GPU-Direct SQL

Overview

For the fast execution of SQL workloads, it needs to provide processors rapid data stream from storage or memory, in addition to processor's execution efficiency. Processor will run idle if data stream would not be delivered.

GPUDirect SQL Execution directly connects NVMe-SSD which enables high-speed I/O processing by direct attach to the PCIe bus and GPU device that is also attached on the same PCIe bus, and runs SQL workloads very high speed by supplying data stream close to the wired speed of the hardware.

Usually, PostgreSQL data blocks on the storage shall be once loaded to CPU/RAM through the PCIe bus, then, PostgreSQL runs WHERE-clause for filtering or JOIN/GROUP BY according to the query execution plan. Due to the characteristics of analytic workloads, the amount of result data set is much smaller than the source data set. For example, it is not rare case to read billions rows but output just hundreds rows after the aggregation operations with GROUP BY.

In the other words, we consume bandwidth of the PCIe bus to move junk data, however, we cannot determine whether rows are necessary or not prior to the evaluation by SQL workloads on CPU. So, it is not avoidable restriction in usual implementation.

SSD2GPU Direct SQL Execution Overview

GPU Direct SQL Execution changes the flow to read blocks from the storage sequentially. It directly loads data blocks to GPU using peer-to-peer DMA over PCIe bus, then runs SQL workloads on GPU device to reduce number of rows to be processed by CPU. In other words, it utilizes GPU as a pre-processor of SQL which locates in the middle of the storage and CPU/RAM for reduction of CPU's load, then tries to accelerate I/O processing in the results.

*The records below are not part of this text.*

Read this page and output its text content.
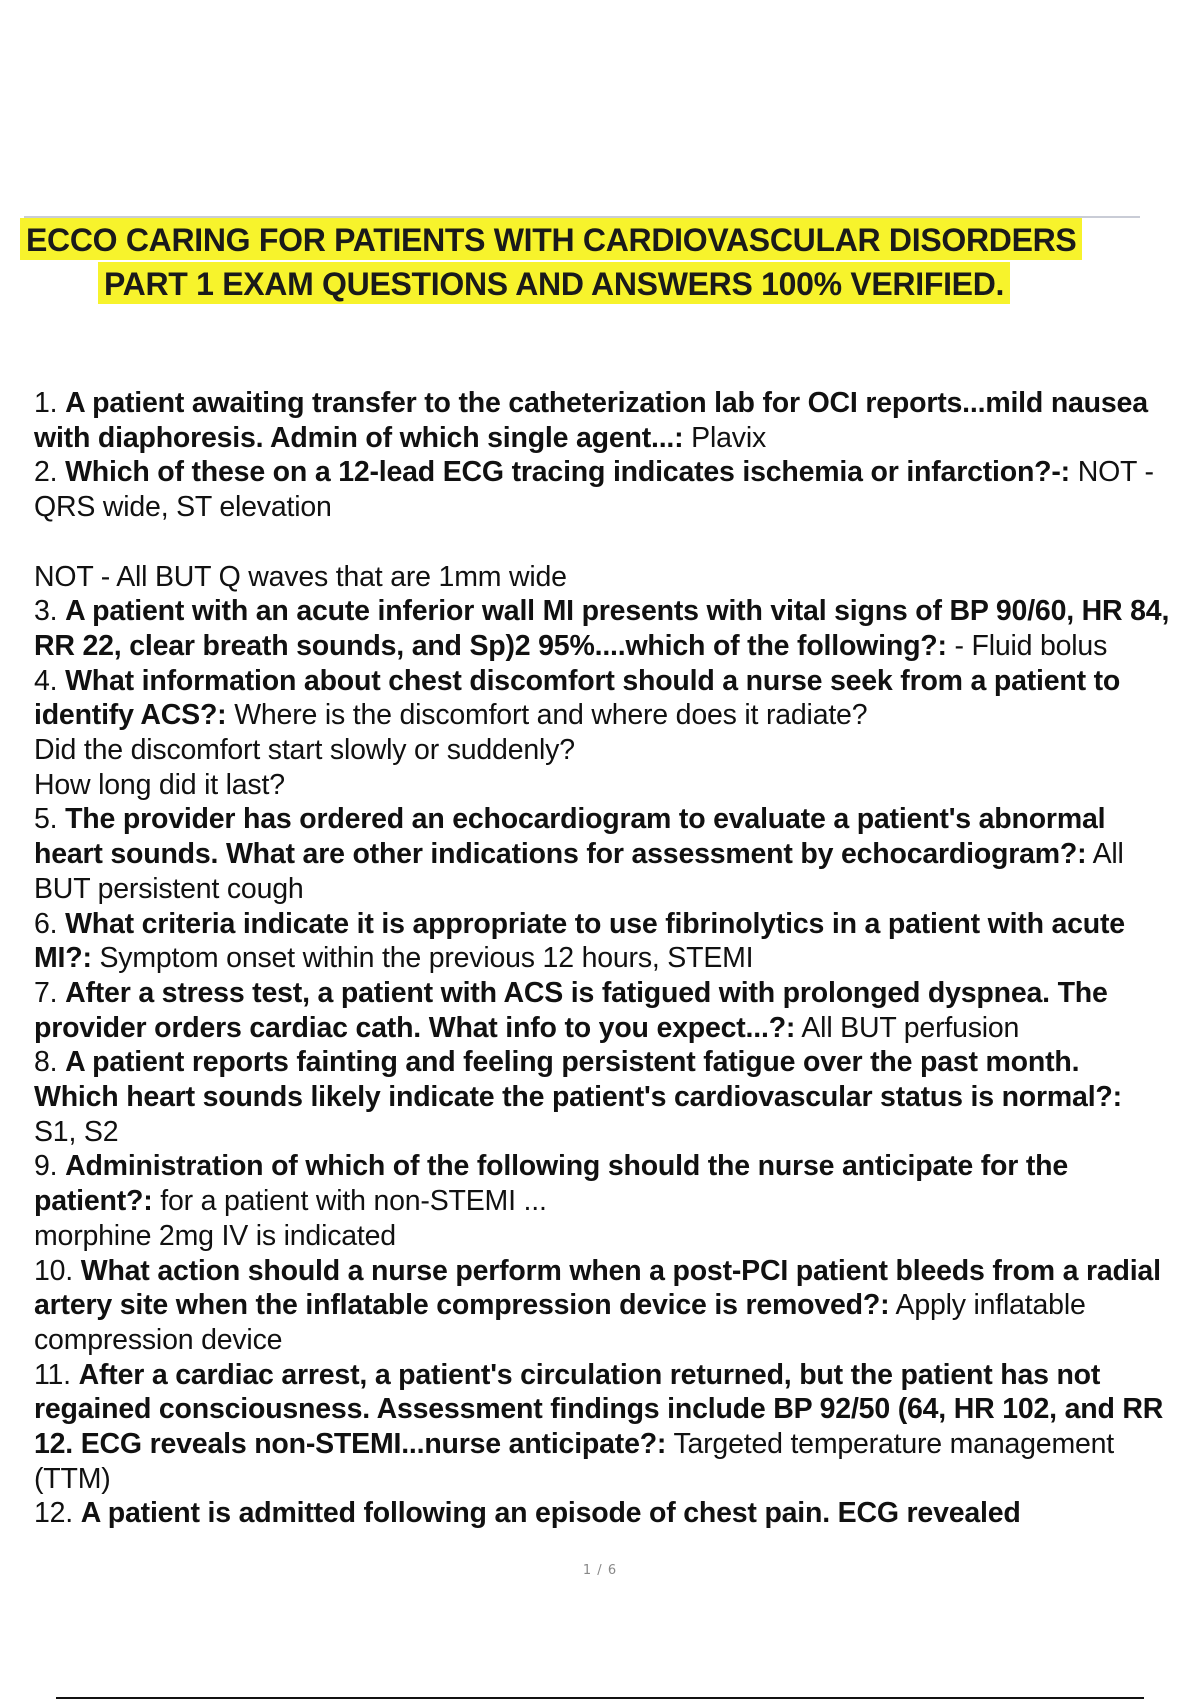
ECCO CARING FOR PATIENTS WITH CARDIOVASCULAR DISORDERS
PART 1 EXAM QUESTIONS AND ANSWERS 100% VERIFIED.
1. A patient awaiting transfer to the catheterization lab for OCI reports...mild nausea with diaphoresis. Admin of which single agent...: Plavix
2. Which of these on a 12-lead ECG tracing indicates ischemia or infarction?-: NOT - QRS wide, ST elevation
NOT - All BUT Q waves that are 1mm wide
3. A patient with an acute inferior wall MI presents with vital signs of BP 90/60, HR 84, RR 22, clear breath sounds, and Sp)2 95%....which of the following?: - Fluid bolus
4. What information about chest discomfort should a nurse seek from a patient to identify ACS?: Where is the discomfort and where does it radiate?
Did the discomfort start slowly or suddenly?
How long did it last?
5. The provider has ordered an echocardiogram to evaluate a patient's abnormal heart sounds. What are other indications for assessment by echocardiogram?: All BUT persistent cough
6. What criteria indicate it is appropriate to use fibrinolytics in a patient with acute MI?: Symptom onset within the previous 12 hours, STEMI
7. After a stress test, a patient with ACS is fatigued with prolonged dyspnea. The provider orders cardiac cath. What info to you expect...?: All BUT perfusion
8. A patient reports fainting and feeling persistent fatigue over the past month. Which heart sounds likely indicate the patient's cardiovascular status is normal?: S1, S2
9. Administration of which of the following should the nurse anticipate for the patient?: for a patient with non-STEMI ...
morphine 2mg IV is indicated
10. What action should a nurse perform when a post-PCI patient bleeds from a radial artery site when the inflatable compression device is removed?: Apply inflatable compression device
11. After a cardiac arrest, a patient's circulation returned, but the patient has not regained consciousness. Assessment findings include BP 92/50 (64, HR 102, and RR 12. ECG reveals non-STEMI...nurse anticipate?: Targeted temperature management (TTM)
12. A patient is admitted following an episode of chest pain. ECG revealed
1 / 6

This feature internally uses the NVIDIA GPUDirect Storage module (nvidia-fs) to coordinate P2P data transfer from NVME storage to GPU device memory. So, this feature requires this Linux kernel module, in addition to PG-Strom as an extension of PostgreSQL.

In addition, an NVME-compatible SSD is required as a storage device, but other storage systems supported by NVIDIA GPUDirect Storage (such as remote disks connected via NVME-oF or NFS-over-RDMA) can also be used. However, it cannot be said that these have been sufficiently tested, so it is best to perform separate operation testing before use.

System Setup

Driver Installation

The previous version of PG-Strom required its original Linux kernel module developed by HeteroDB for GPU-Direct SQL support, however, the version 3.0 revised the software design to use GPUDirect Storage provided by NVIDIA, as a part of CUDA Toolkit. The Linux kernel module for GPUDirect Storage (nvidia-fs) is integrated into the CUDA Toolkit installation process and requires no additional configuration if you have set up your system as described in the Installation chapter of this manual. You can check whether the required Linux kernel drivers are installed using the modinfo command or lsmod command.

$ modinfo nvidia-fs
filename:       /lib/modules/5.14.0-427.18.1.el9_4.x86_64/extra/nvidia-fs.ko.xz
description:    NVIDIA GPUDirect Storage
license:        GPL v2
version:        2.20.5
rhelversion:    9.4
srcversion:     096A726CAEC0A059E24049E
depends:
retpoline:      Y
name:           nvidia_fs
vermagic:       5.14.0-427.18.1.el9_4.x86_64 SMP preempt mod_unload modversions
sig_id:         PKCS#7
signer:         DKMS module signing key
sig_key:        18:B4:AE:27:B8:7D:74:4F:C2:27:68:2A:EB:E0:6A:F0:84:B2:94:EE
sig_hashalgo:   sha512
   :              :

$ lsmod | grep nvidia
nvidia_fs             323584  32
nvidia_uvm           6877184  4
nvidia               8822784  43 nvidia_uvm,nvidia_fs
drm                   741376  2 drm_kms_helper,nvidia

Designing Tablespace

GPU Direct SQL Execution shall be invoked in the following case.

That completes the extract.